AKP hükümetinin son bir yılda kurduğu baskılar ve uyguladığı zulümler, AKP iktidarının FETÖ olarak da anılan Fethullah Gülen’e bağlı çeteyle birlikte yürüttüğü “Ergenekon”, “Balyoz”, “Oda TV”, “Casusluk” adlı kumpas süreçlerini aratmıyor.

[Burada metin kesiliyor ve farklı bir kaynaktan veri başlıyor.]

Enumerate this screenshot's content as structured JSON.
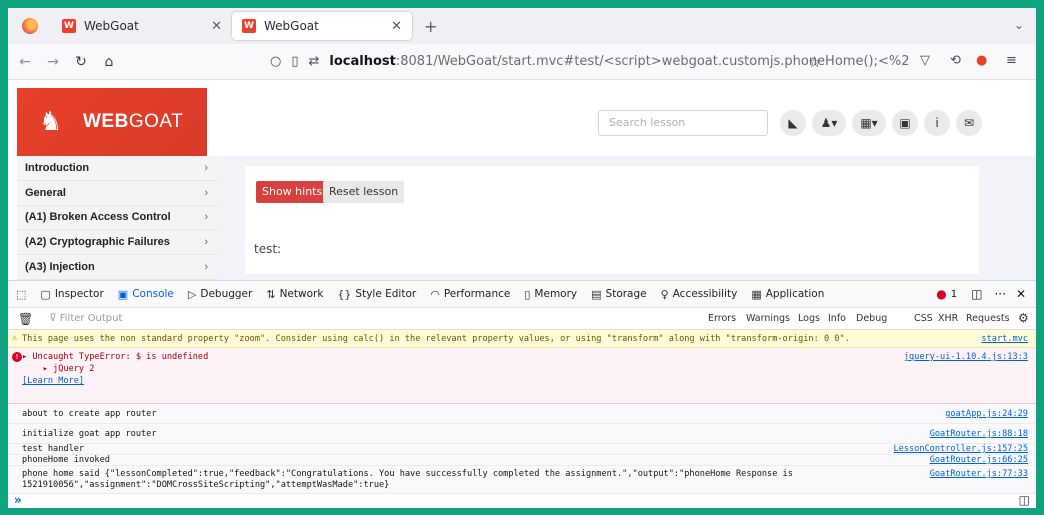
{
  "tabs": [
    {
      "title": "WebGoat"
    },
    {
      "title": "WebGoat"
    }
  ],
  "url": {
    "host": "localhost",
    "rest": ":8081/WebGoat/start.mvc#test/<script>webgoat.customjs.phoneHome();<%2"
  },
  "brand": {
    "name_bold": "WEB",
    "name_rest": "GOAT"
  },
  "search_placeholder": "Search lesson",
  "menu": [
    "Introduction",
    "General",
    "(A1) Broken Access Control",
    "(A2) Cryptographic Failures",
    "(A3) Injection"
  ],
  "buttons": {
    "show_hints": "Show hints",
    "reset_lesson": "Reset lesson"
  },
  "lesson_text": "test:",
  "devtools": {
    "tools": [
      "Inspector",
      "Console",
      "Debugger",
      "Network",
      "Style Editor",
      "Performance",
      "Memory",
      "Storage",
      "Accessibility",
      "Application"
    ],
    "selected": "Console",
    "error_count": "1",
    "filter_placeholder": "Filter Output",
    "levels": [
      "Errors",
      "Warnings",
      "Logs",
      "Info",
      "Debug"
    ],
    "extras": [
      "CSS",
      "XHR",
      "Requests"
    ]
  },
  "console": {
    "warning": {
      "text": "This page uses the non standard property \"zoom\". Consider using calc() in the relevant property values, or using \"transform\" along with \"transform-origin: 0 0\".",
      "source": "start.mvc"
    },
    "error": {
      "line1": "▸ Uncaught TypeError: $ is undefined",
      "line2": "    ▸ jQuery 2",
      "link": "[Learn More]",
      "source": "jquery-ui-1.10.4.js:13:3"
    },
    "logs": [
      {
        "text": "about to create app router",
        "source": "goatApp.js:24:29"
      },
      {
        "text": "initialize goat app router",
        "source": "GoatRouter.js:88:18"
      },
      {
        "text": "test handler",
        "source": "LessonController.js:157:25"
      },
      {
        "text": "phoneHome invoked",
        "source": "GoatRouter.js:66:25"
      }
    ],
    "phone": {
      "line1": "phone home said {\"lessonCompleted\":true,\"feedback\":\"Congratulations. You have successfully completed the assignment.\",\"output\":\"phoneHome Response is",
      "line2": "1521910056\",\"assignment\":\"DOMCrossSiteScripting\",\"attemptWasMade\":true}",
      "source": "GoatRouter.js:77:33"
    }
  }
}
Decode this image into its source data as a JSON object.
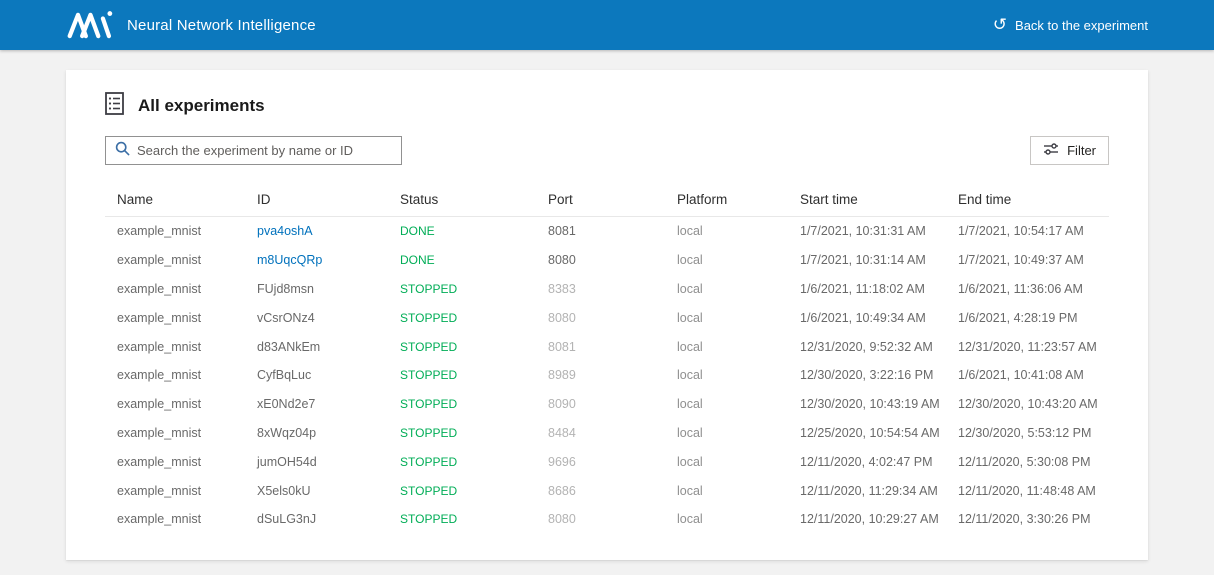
{
  "header": {
    "brand": "Neural Network Intelligence",
    "back_label": "Back to the experiment",
    "back_glyph": "↺"
  },
  "panel": {
    "title": "All experiments",
    "search_placeholder": "Search the experiment by name or ID",
    "filter_label": "Filter"
  },
  "icons": {
    "brand": "nni-zigzag-logo",
    "back": "return-arrow",
    "title": "bulleted-document",
    "search": "magnifier",
    "filter": "sliders"
  },
  "colors": {
    "topbar_blue": "#0c78bd",
    "link_blue": "#0071bc",
    "status_green": "#00ad56",
    "page_background": "#f2f2f2"
  },
  "table": {
    "columns": [
      "Name",
      "ID",
      "Status",
      "Port",
      "Platform",
      "Start time",
      "End time"
    ],
    "rows": [
      {
        "name": "example_mnist",
        "id": "pva4oshA",
        "status": "DONE",
        "port": "8081",
        "platform": "local",
        "start": "1/7/2021, 10:31:31 AM",
        "end": "1/7/2021, 10:54:17 AM"
      },
      {
        "name": "example_mnist",
        "id": "m8UqcQRp",
        "status": "DONE",
        "port": "8080",
        "platform": "local",
        "start": "1/7/2021, 10:31:14 AM",
        "end": "1/7/2021, 10:49:37 AM"
      },
      {
        "name": "example_mnist",
        "id": "FUjd8msn",
        "status": "STOPPED",
        "port": "8383",
        "platform": "local",
        "start": "1/6/2021, 11:18:02 AM",
        "end": "1/6/2021, 11:36:06 AM"
      },
      {
        "name": "example_mnist",
        "id": "vCsrONz4",
        "status": "STOPPED",
        "port": "8080",
        "platform": "local",
        "start": "1/6/2021, 10:49:34 AM",
        "end": "1/6/2021, 4:28:19 PM"
      },
      {
        "name": "example_mnist",
        "id": "d83ANkEm",
        "status": "STOPPED",
        "port": "8081",
        "platform": "local",
        "start": "12/31/2020, 9:52:32 AM",
        "end": "12/31/2020, 11:23:57 AM"
      },
      {
        "name": "example_mnist",
        "id": "CyfBqLuc",
        "status": "STOPPED",
        "port": "8989",
        "platform": "local",
        "start": "12/30/2020, 3:22:16 PM",
        "end": "1/6/2021, 10:41:08 AM"
      },
      {
        "name": "example_mnist",
        "id": "xE0Nd2e7",
        "status": "STOPPED",
        "port": "8090",
        "platform": "local",
        "start": "12/30/2020, 10:43:19 AM",
        "end": "12/30/2020, 10:43:20 AM"
      },
      {
        "name": "example_mnist",
        "id": "8xWqz04p",
        "status": "STOPPED",
        "port": "8484",
        "platform": "local",
        "start": "12/25/2020, 10:54:54 AM",
        "end": "12/30/2020, 5:53:12 PM"
      },
      {
        "name": "example_mnist",
        "id": "jumOH54d",
        "status": "STOPPED",
        "port": "9696",
        "platform": "local",
        "start": "12/11/2020, 4:02:47 PM",
        "end": "12/11/2020, 5:30:08 PM"
      },
      {
        "name": "example_mnist",
        "id": "X5els0kU",
        "status": "STOPPED",
        "port": "8686",
        "platform": "local",
        "start": "12/11/2020, 11:29:34 AM",
        "end": "12/11/2020, 11:48:48 AM"
      },
      {
        "name": "example_mnist",
        "id": "dSuLG3nJ",
        "status": "STOPPED",
        "port": "8080",
        "platform": "local",
        "start": "12/11/2020, 10:29:27 AM",
        "end": "12/11/2020, 3:30:26 PM"
      }
    ]
  }
}
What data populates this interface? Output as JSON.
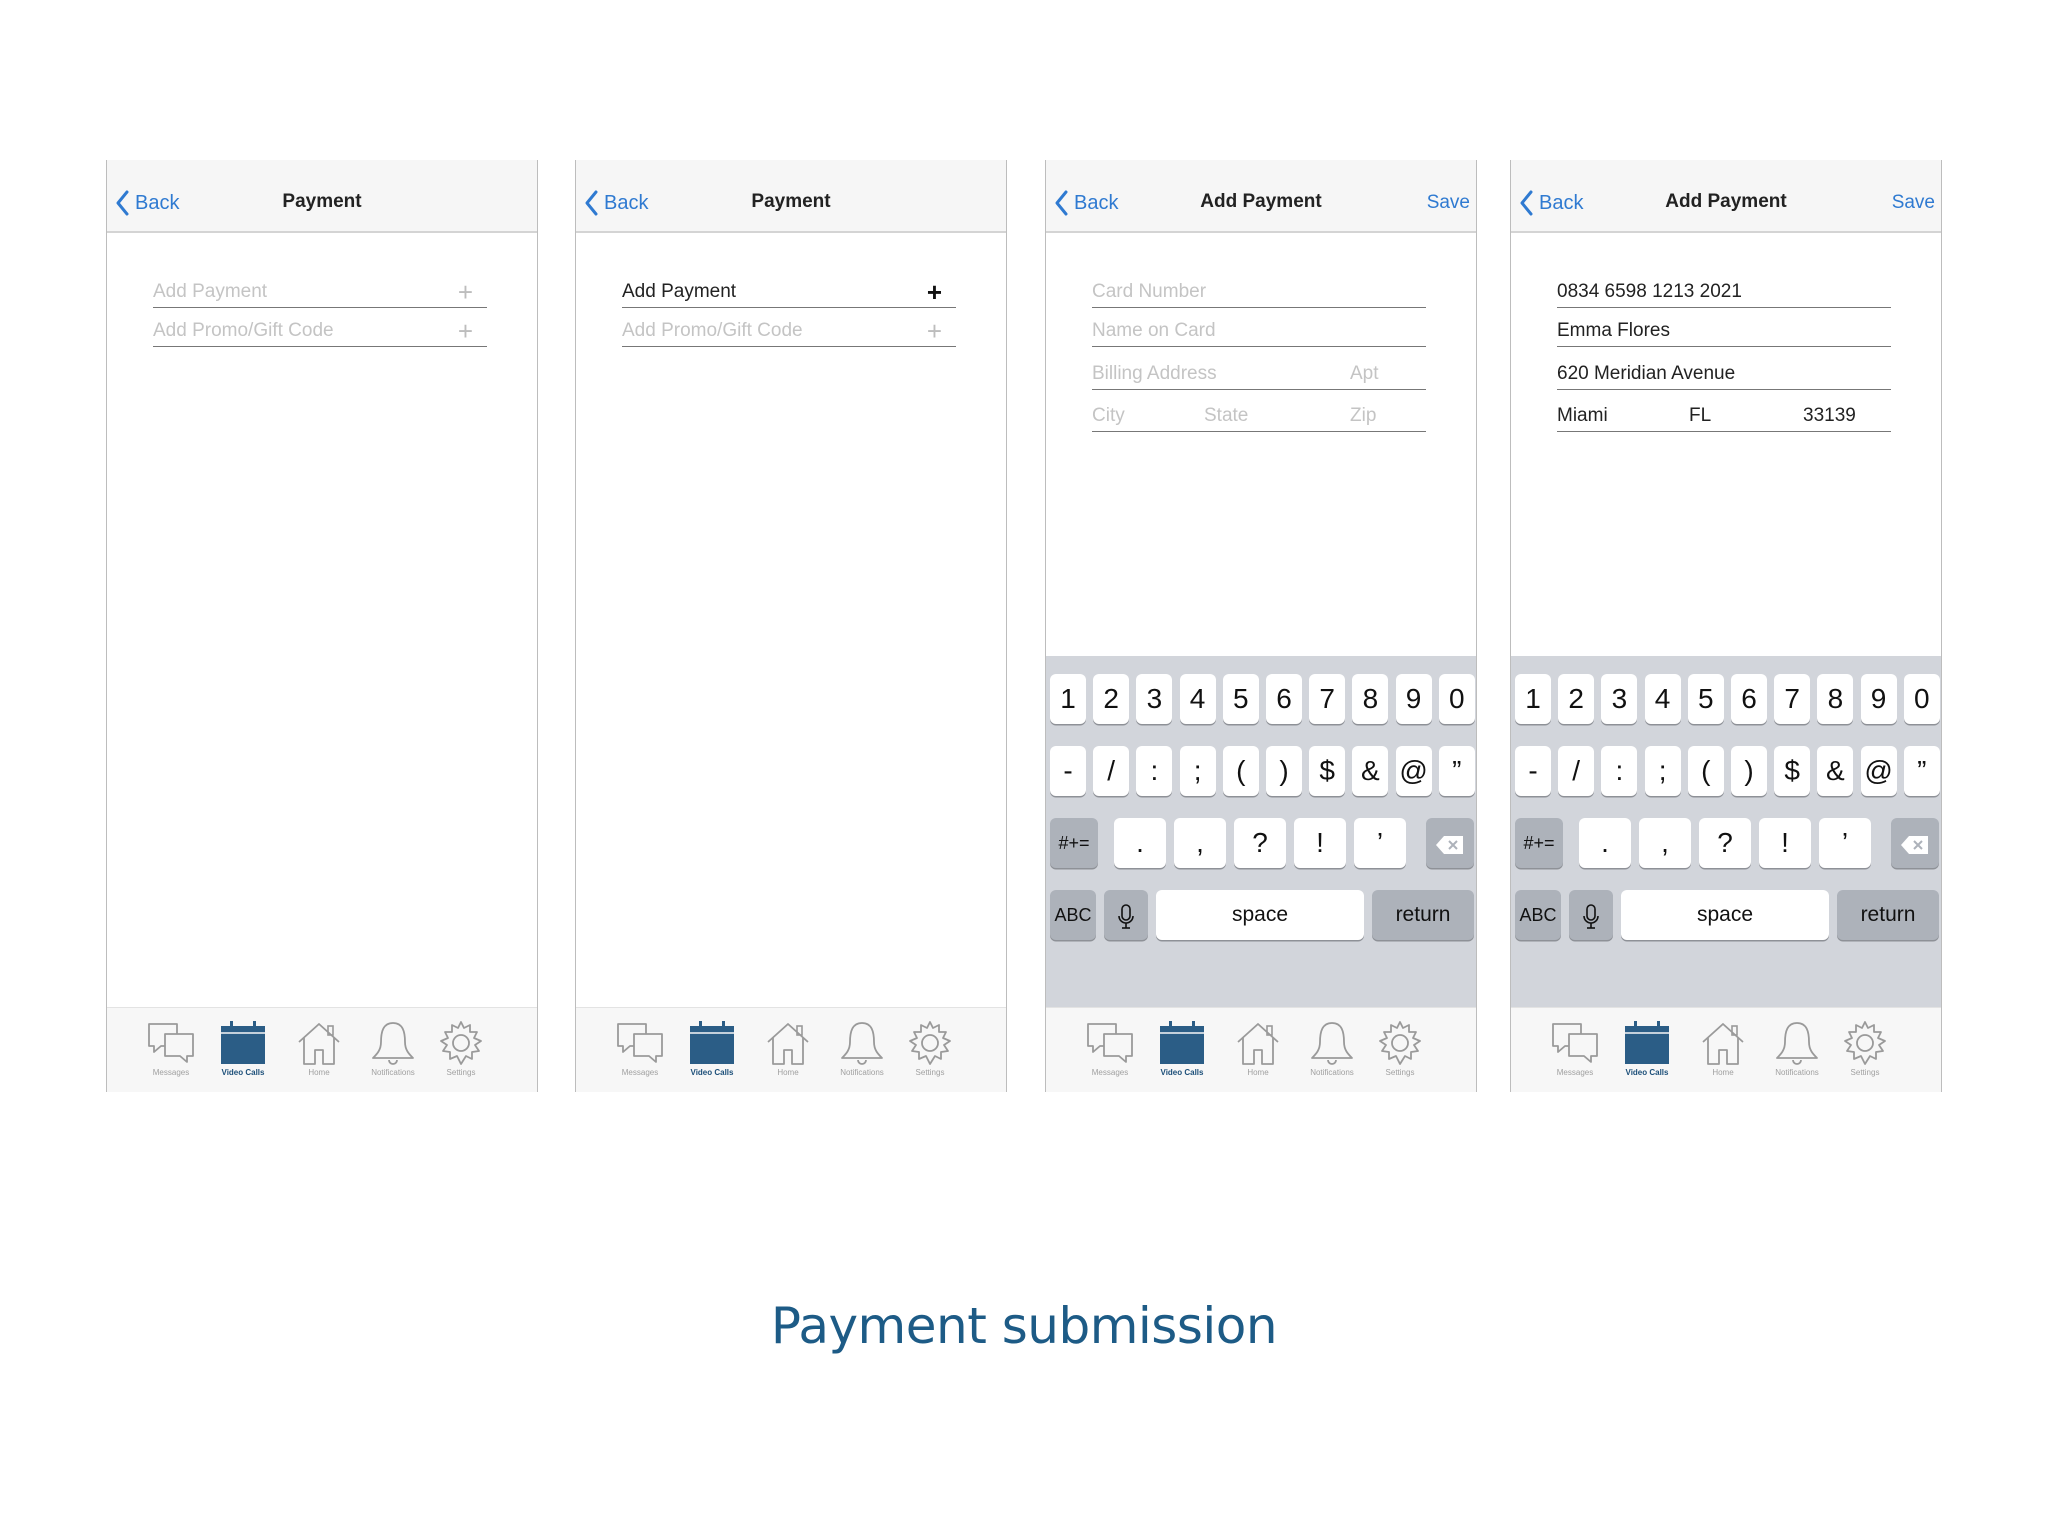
{
  "caption": "Payment submission",
  "nav": {
    "back": "Back",
    "save": "Save"
  },
  "tabs": [
    {
      "label": "Messages",
      "icon": "chat-bubbles-icon"
    },
    {
      "label": "Video Calls",
      "icon": "calendar-icon"
    },
    {
      "label": "Home",
      "icon": "home-icon"
    },
    {
      "label": "Notifications",
      "icon": "bell-icon"
    },
    {
      "label": "Settings",
      "icon": "gear-icon"
    }
  ],
  "keyboard": {
    "row1": [
      "1",
      "2",
      "3",
      "4",
      "5",
      "6",
      "7",
      "8",
      "9",
      "0"
    ],
    "row2": [
      "-",
      "/",
      ":",
      ";",
      "(",
      ")",
      "$",
      "&",
      "@",
      "”"
    ],
    "row3_left": "#+=",
    "row3": [
      ".",
      ",",
      "?",
      "!",
      "’"
    ],
    "abc": "ABC",
    "space": "space",
    "return": "return"
  },
  "screens": [
    {
      "title": "Payment",
      "rows": [
        {
          "text": "Add Payment",
          "plus": "+"
        },
        {
          "text": "Add Promo/Gift Code",
          "plus": "+"
        }
      ]
    },
    {
      "title": "Payment",
      "rows": [
        {
          "text": "Add Payment",
          "plus": "+"
        },
        {
          "text": "Add Promo/Gift Code",
          "plus": "+"
        }
      ]
    },
    {
      "title": "Add Payment",
      "fields": {
        "card": "Card Number",
        "name": "Name on Card",
        "address": "Billing Address",
        "apt": "Apt",
        "city": "City",
        "state": "State",
        "zip": "Zip"
      }
    },
    {
      "title": "Add Payment",
      "fields": {
        "card": "0834 6598 1213 2021",
        "name": "Emma Flores",
        "address": "620 Meridian Avenue",
        "city": "Miami",
        "state": "FL",
        "zip": "33139"
      }
    }
  ],
  "colors": {
    "accent": "#2f7ad1",
    "brand": "#1c4f79",
    "caption": "#1d5b86"
  }
}
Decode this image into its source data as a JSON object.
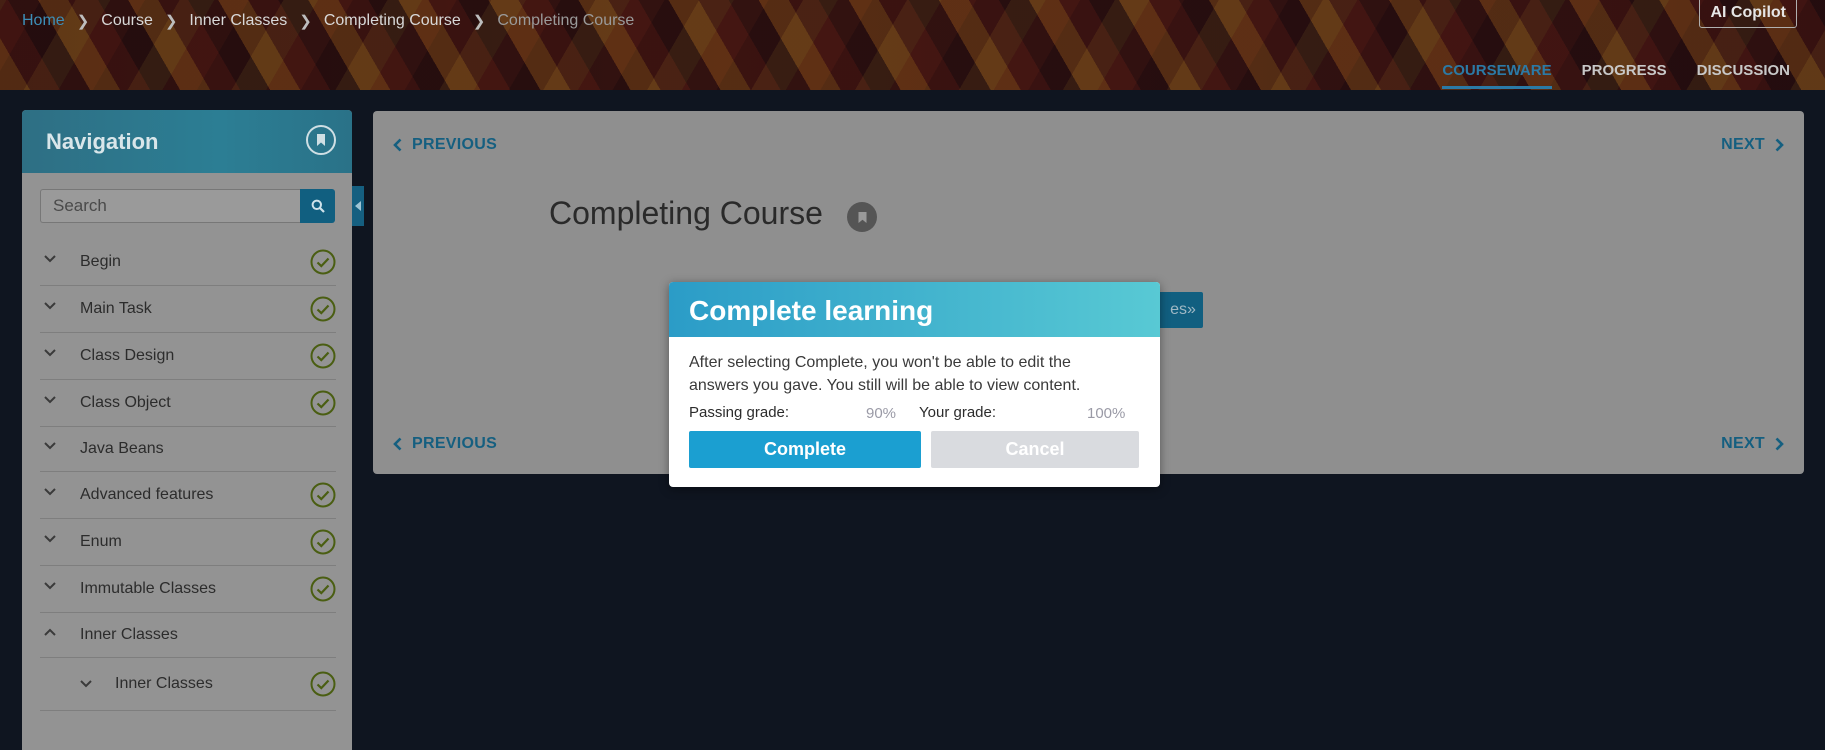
{
  "breadcrumb": [
    "Home",
    "Course",
    "Inner Classes",
    "Completing Course",
    "Completing Course"
  ],
  "copilot_label": "AI Copilot",
  "tabs": [
    {
      "label": "COURSEWARE",
      "active": true
    },
    {
      "label": "PROGRESS",
      "active": false
    },
    {
      "label": "DISCUSSION",
      "active": false
    }
  ],
  "nav": {
    "title": "Navigation",
    "search_placeholder": "Search",
    "items": [
      {
        "label": "Begin",
        "expanded": false,
        "completed": true
      },
      {
        "label": "Main Task",
        "expanded": false,
        "completed": true
      },
      {
        "label": "Class Design",
        "expanded": false,
        "completed": true
      },
      {
        "label": "Class Object",
        "expanded": false,
        "completed": true
      },
      {
        "label": "Java Beans",
        "expanded": false,
        "completed": false
      },
      {
        "label": "Advanced features",
        "expanded": false,
        "completed": true
      },
      {
        "label": "Enum",
        "expanded": false,
        "completed": true
      },
      {
        "label": "Immutable Classes",
        "expanded": false,
        "completed": true
      },
      {
        "label": "Inner Classes",
        "expanded": true,
        "completed": false
      },
      {
        "label": "Inner Classes",
        "expanded": false,
        "completed": true,
        "sub": true
      }
    ]
  },
  "content": {
    "previous_label": "PREVIOUS",
    "next_label": "NEXT",
    "unit_title": "Completing Course",
    "hidden_button_label": "es»"
  },
  "modal": {
    "title": "Complete learning",
    "body": "After selecting Complete, you won't be able to edit the answers you gave. You still will be able to view content.",
    "passing_label": "Passing grade:",
    "passing_value": "90%",
    "your_label": "Your grade:",
    "your_value": "100%",
    "complete_label": "Complete",
    "cancel_label": "Cancel"
  },
  "colors": {
    "accent": "#1b9fd1",
    "link": "#155f80",
    "check": "#4a5e12"
  },
  "icons": [
    "chevron-right-icon",
    "bookmark-icon",
    "search-icon",
    "chevron-down-icon",
    "chevron-up-icon",
    "check-circle-icon",
    "chevron-left-icon",
    "caret-left-icon"
  ]
}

  • 14 komutanın ve askerin “28 Şubat” davasından dolayı hapis cezası almaları ve tutuklanmaları,
  • emekli amirallerin laiklik ve Montrö Boğazlar Sözleşmesi konusundaki kamuoyu açıklamaları nedeniyle gözaltına alınmaları ve yargılanmaları,
  • bazı gazetecilerin ve yazarların gözaltına alınmaları veya tutuklu  yargılanmaları,
  • “Gezi” protestoları nedeniyle sekiz kişinin hapis cezasına mahkûm edilmeleri olaylarından sonra, CHP İstanbul İl Başkanı Canan Kaftancıoğlu hakkında, yıllar önce sosyal medyada ifade ettiği görüşleri nedeniyle hapis cezası verildi;
  • CHP’li İstanbul Büyükşehir Belediye Başkanı Ekrem İmamoğlu hakkında, kendisine hakaret eden İçişleri Bakanı Süleyman Soylu’ya yanıt verdiği için hapis cezası istemiyle dava açıldı;
  • MHP Genel Başkanı Devlet Bahçeli, CHP Genel Başkanı Kemal Kılıçdaroğlu’nu hapse yollamakla tehdit etti!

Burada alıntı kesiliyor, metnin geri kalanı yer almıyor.